Aquel juego se había convertido en una especie de adicción que lo arrastraba noche tras noche, sin que le importara demasiado saber por qué lo hacía. Encendía la luz de su habitación y se situaba frente al espejo que lo reflejaba de cuerpo entero.
Comenzaba su ritual quitándose la ropa muy lentamente como en un espectáculo de striptease, donde no habría ni aplausos ni gritos; sólo la satisfacción de su ego. Y como si hubiese una música que sólo él escuchaba, su cuerpo seguía el compás en magníficos movimientos, donde su varonil adolescencia lucía en todo su esplendor. El espejo atrapaba la imagen del bailarín en sus pasos y giros hasta que estallaba en un profundo delirio que lo arrancaba del tiempo y el espacio. Y en un final de danza, él pegaba su piel transpirada a la fría superficie, como si quisiera fundirse en ella. El cansancio lo obligaba a deslizarse hasta el piso, donde quedaba jadeante, pero feliz.
Una noche inició su baile como de costumbre y, cuando presa de aquel paroxismo, se abrazó al alargado y rectangular espejo, sintió que una extraña fuerza lo levantaba y arrastraba hacia el infinito. Aterrado, cerró los ojos. Cuando los abrió no se encontraba sobre el piso de su habitación. Se sentía liviano, como si hubiera sido desprovisto de su cuerpo. ¿Qué estaba sucediendo?
Su mamá entró en la habitación, llamándolo. La vio buscarlo con la mirada, la vio encontrarlo tirado en el piso, inconsciente. Ella gritaba y lo abrazaba.

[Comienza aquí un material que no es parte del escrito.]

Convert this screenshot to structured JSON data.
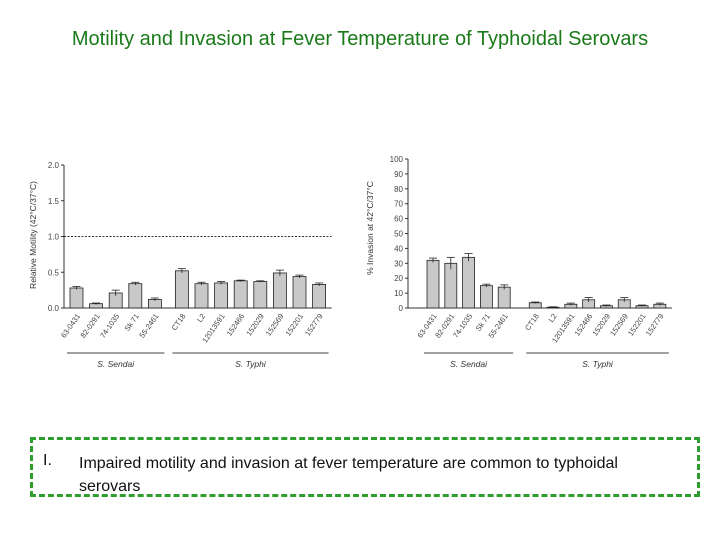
{
  "slide": {
    "title": "Motility and Invasion at Fever Temperature of Typhoidal Serovars",
    "caption_number": "I.",
    "caption_text": "Impaired motility and invasion at fever temperature are common to typhoidal serovars",
    "accent_color": "#2e9e2e",
    "title_color": "#1a7a1a"
  },
  "chart_data": [
    {
      "type": "bar",
      "ylabel": "Relative Motility (42°C/37°C)",
      "ylim": [
        0,
        2.0
      ],
      "yticks": [
        "0.0",
        "0.5",
        "1.0",
        "1.5",
        "2.0"
      ],
      "ytick_values": [
        0,
        0.5,
        1.0,
        1.5,
        2.0
      ],
      "reference_line": 1.0,
      "categories": [
        "63-0431",
        "82-0291",
        "74-1035",
        "Sk 71",
        "55-2461",
        "CT18",
        "L2",
        "12013591",
        "152466",
        "152029",
        "152569",
        "152201",
        "152779"
      ],
      "values": [
        0.28,
        0.06,
        0.21,
        0.34,
        0.12,
        0.52,
        0.34,
        0.35,
        0.38,
        0.37,
        0.49,
        0.44,
        0.33
      ],
      "errors": [
        0.02,
        0.01,
        0.04,
        0.02,
        0.02,
        0.03,
        0.02,
        0.02,
        0.01,
        0.01,
        0.04,
        0.02,
        0.02
      ],
      "groups": [
        {
          "label": "S. Sendai",
          "count": 5
        },
        {
          "label": "S. Typhi",
          "count": 8
        }
      ]
    },
    {
      "type": "bar",
      "ylabel": "% Invasion at 42°C/37°C",
      "ylim": [
        0,
        100
      ],
      "yticks": [
        "0",
        "10",
        "20",
        "30",
        "40",
        "50",
        "60",
        "70",
        "80",
        "90",
        "100"
      ],
      "ytick_values": [
        0,
        10,
        20,
        30,
        40,
        50,
        60,
        70,
        80,
        90,
        100
      ],
      "categories": [
        "63-0431",
        "82-0291",
        "74-1035",
        "Sk 71",
        "55-2461",
        "CT18",
        "L2",
        "12013591",
        "152466",
        "152029",
        "152569",
        "152201",
        "152779"
      ],
      "values": [
        32,
        30,
        34,
        15,
        14,
        3.5,
        0.5,
        2.5,
        5.5,
        1.5,
        5.5,
        1.5,
        2.5
      ],
      "errors": [
        1.5,
        4.0,
        2.5,
        1.0,
        1.5,
        0.5,
        0.3,
        0.8,
        1.5,
        0.5,
        1.5,
        0.5,
        0.8
      ],
      "groups": [
        {
          "label": "S. Sendai",
          "count": 5
        },
        {
          "label": "S. Typhi",
          "count": 8
        }
      ]
    }
  ]
}
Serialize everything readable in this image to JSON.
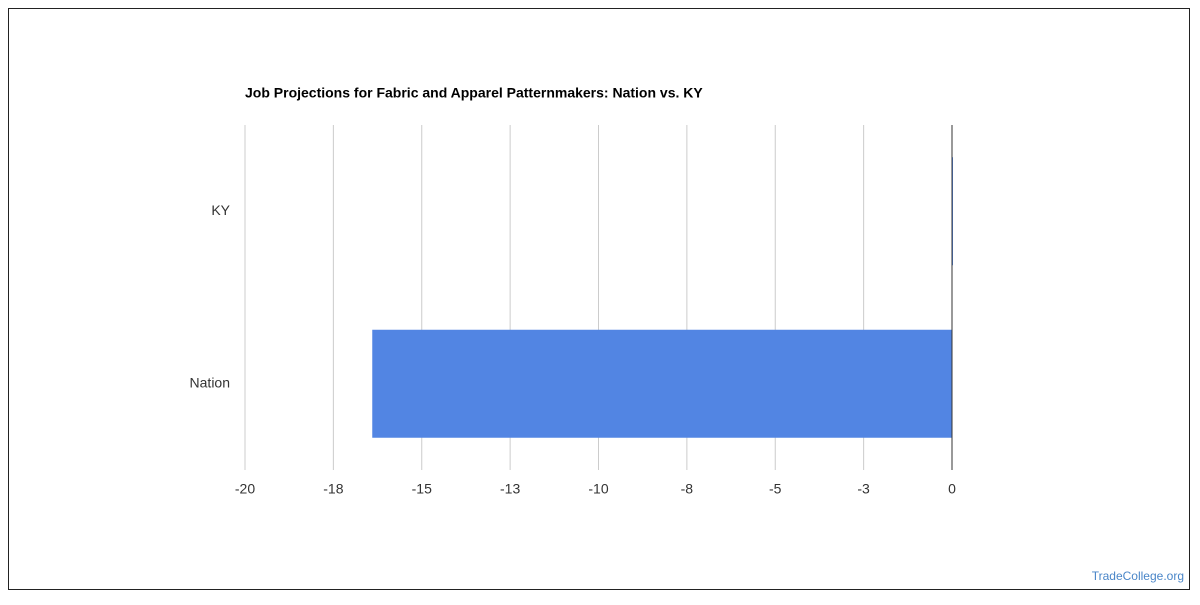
{
  "chart_data": {
    "type": "bar",
    "orientation": "horizontal",
    "title": "Job Projections for Fabric and Apparel Patternmakers: Nation vs. KY",
    "categories": [
      "KY",
      "Nation"
    ],
    "values": [
      0,
      -16.4
    ],
    "color": "#5285e3",
    "xlim": [
      -20,
      0
    ],
    "xticks": [
      -20,
      {
        "value": -17.5,
        "label": "-18"
      },
      -15,
      {
        "value": -12.5,
        "label": "-13"
      },
      -10,
      {
        "value": -7.5,
        "label": "-8"
      },
      -5,
      {
        "value": -2.5,
        "label": "-3"
      },
      0
    ],
    "grid": true,
    "watermark": "TradeCollege.org"
  }
}
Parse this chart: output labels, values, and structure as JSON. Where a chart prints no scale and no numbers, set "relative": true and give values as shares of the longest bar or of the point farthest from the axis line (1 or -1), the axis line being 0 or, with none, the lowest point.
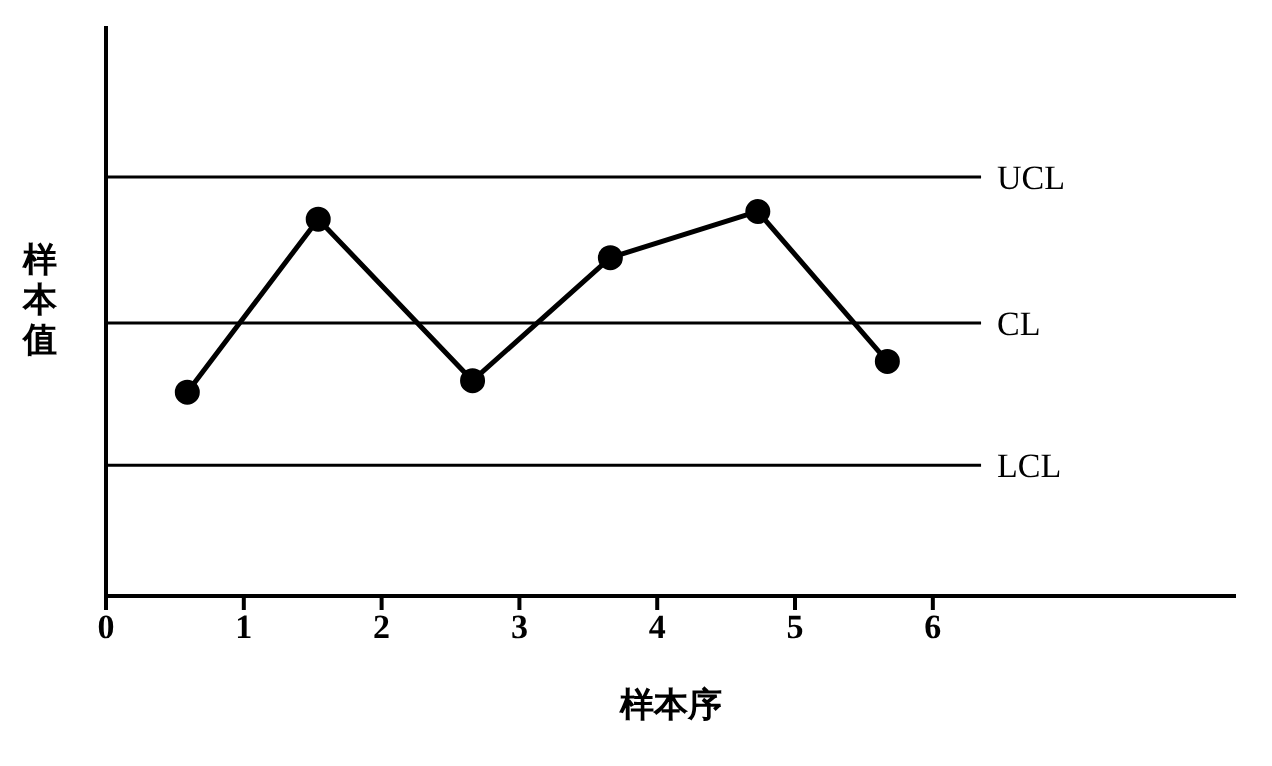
{
  "chart_data": {
    "type": "line",
    "relative": true,
    "xlabel": "样本序",
    "ylabel": "样本值",
    "xlim": [
      0,
      8.2
    ],
    "xticks": [
      0,
      1,
      2,
      3,
      4,
      5,
      6
    ],
    "series": [
      {
        "x": [
          0.59,
          1.54,
          2.66,
          3.66,
          4.73,
          5.67
        ],
        "values": [
          0.53,
          0.98,
          0.56,
          0.88,
          1,
          0.61
        ],
        "color": "#000000"
      }
    ],
    "ref_lines": [
      {
        "axis": "y",
        "value": 1.09,
        "label": "UCL",
        "color": "#000000"
      },
      {
        "axis": "y",
        "value": 0.71,
        "label": "CL",
        "color": "#000000"
      },
      {
        "axis": "y",
        "value": 0.34,
        "label": "LCL",
        "color": "#000000"
      }
    ],
    "marker": "circle",
    "line_style": "solid",
    "grid": false,
    "legend": false
  }
}
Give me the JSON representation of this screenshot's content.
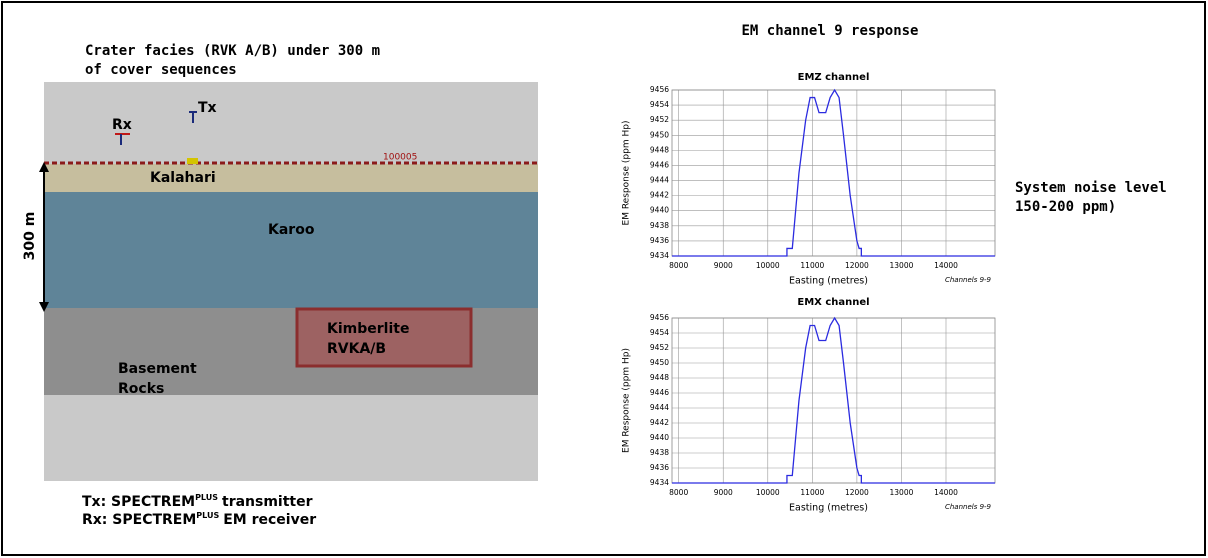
{
  "slide": {
    "title": "EM channel 9 response",
    "section_title": [
      "Crater facies (RVK A/B) under 300 m",
      "of cover sequences"
    ],
    "noise_note": [
      "System noise level",
      "150-200 ppm)"
    ],
    "tx_label": "Tx",
    "rx_label": "Rx",
    "line_label": "100005",
    "depth_label": "300 m",
    "layers": {
      "kalahari": "Kalahari",
      "karoo": "Karoo",
      "kimberlite": [
        "Kimberlite",
        "RVKA/B"
      ],
      "basement": [
        "Basement",
        "Rocks"
      ]
    },
    "legend": [
      {
        "prefix": "Tx: SPECTREM",
        "sup": "PLUS",
        "suffix": "transmitter"
      },
      {
        "prefix": "Rx: SPECTREM",
        "sup": "PLUS",
        "suffix": "EM receiver"
      }
    ]
  },
  "chart_data": [
    {
      "type": "line",
      "title": "EMZ channel",
      "x_label": "Easting (metres)",
      "y_label": "EM Response (ppm Hp)",
      "note": "Channels 9-9",
      "x": [
        7850,
        10430,
        10430,
        10550,
        10700,
        10850,
        10950,
        11050,
        11150,
        11300,
        11400,
        11500,
        11600,
        11700,
        11850,
        12000,
        12050,
        12100,
        12100,
        15100
      ],
      "series": [
        {
          "color": "#2b2be0",
          "values": [
            9434,
            9434,
            9435,
            9435,
            9445,
            9452,
            9455,
            9455,
            9453,
            9453,
            9455,
            9456,
            9455,
            9450,
            9442,
            9436,
            9435,
            9435,
            9434,
            9434
          ]
        }
      ],
      "xlim": [
        7850,
        15100
      ],
      "ylim": [
        9434,
        9456
      ],
      "xticks": [
        8000,
        9000,
        10000,
        11000,
        12000,
        13000,
        14000
      ],
      "yticks": [
        9434,
        9436,
        9438,
        9440,
        9442,
        9444,
        9446,
        9448,
        9450,
        9452,
        9454,
        9456
      ],
      "grid": true
    },
    {
      "type": "line",
      "title": "EMX channel",
      "x_label": "Easting (metres)",
      "y_label": "EM Response (ppm Hp)",
      "note": "Channels 9-9",
      "x": [
        7850,
        10430,
        10430,
        10550,
        10700,
        10850,
        10950,
        11050,
        11150,
        11300,
        11400,
        11500,
        11600,
        11700,
        11850,
        12000,
        12050,
        12100,
        12100,
        15100
      ],
      "series": [
        {
          "color": "#2b2be0",
          "values": [
            9434,
            9434,
            9435,
            9435,
            9445,
            9452,
            9455,
            9455,
            9453,
            9453,
            9455,
            9456,
            9455,
            9450,
            9442,
            9436,
            9435,
            9435,
            9434,
            9434
          ]
        }
      ],
      "xlim": [
        7850,
        15100
      ],
      "ylim": [
        9434,
        9456
      ],
      "xticks": [
        8000,
        9000,
        10000,
        11000,
        12000,
        13000,
        14000
      ],
      "yticks": [
        9434,
        9436,
        9438,
        9440,
        9442,
        9444,
        9446,
        9448,
        9450,
        9452,
        9454,
        9456
      ],
      "grid": true
    }
  ]
}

Enseguida vio él entrar a su padre. Y vio cómo entre ambos lo acostaban en la cama y lo cubrían.
Después llegó el médico de la familia, quien lo auscultó, tomó su presión y palpó sus piernas y brazos.
Él los observaba a todos. Ahora se separaban de la cama. Entonces…, se dijo. Entonces yo habré… ¿muerto?
Y se vio abriendo los ojos. Pero él ¿estaba ahí? No, su alma no estaba ahí. Él lo observaba todo desde el interior del espejo, formaba parte de un mundo frío y brillante que había robado sus movimientos y su danza, en un eterno giro.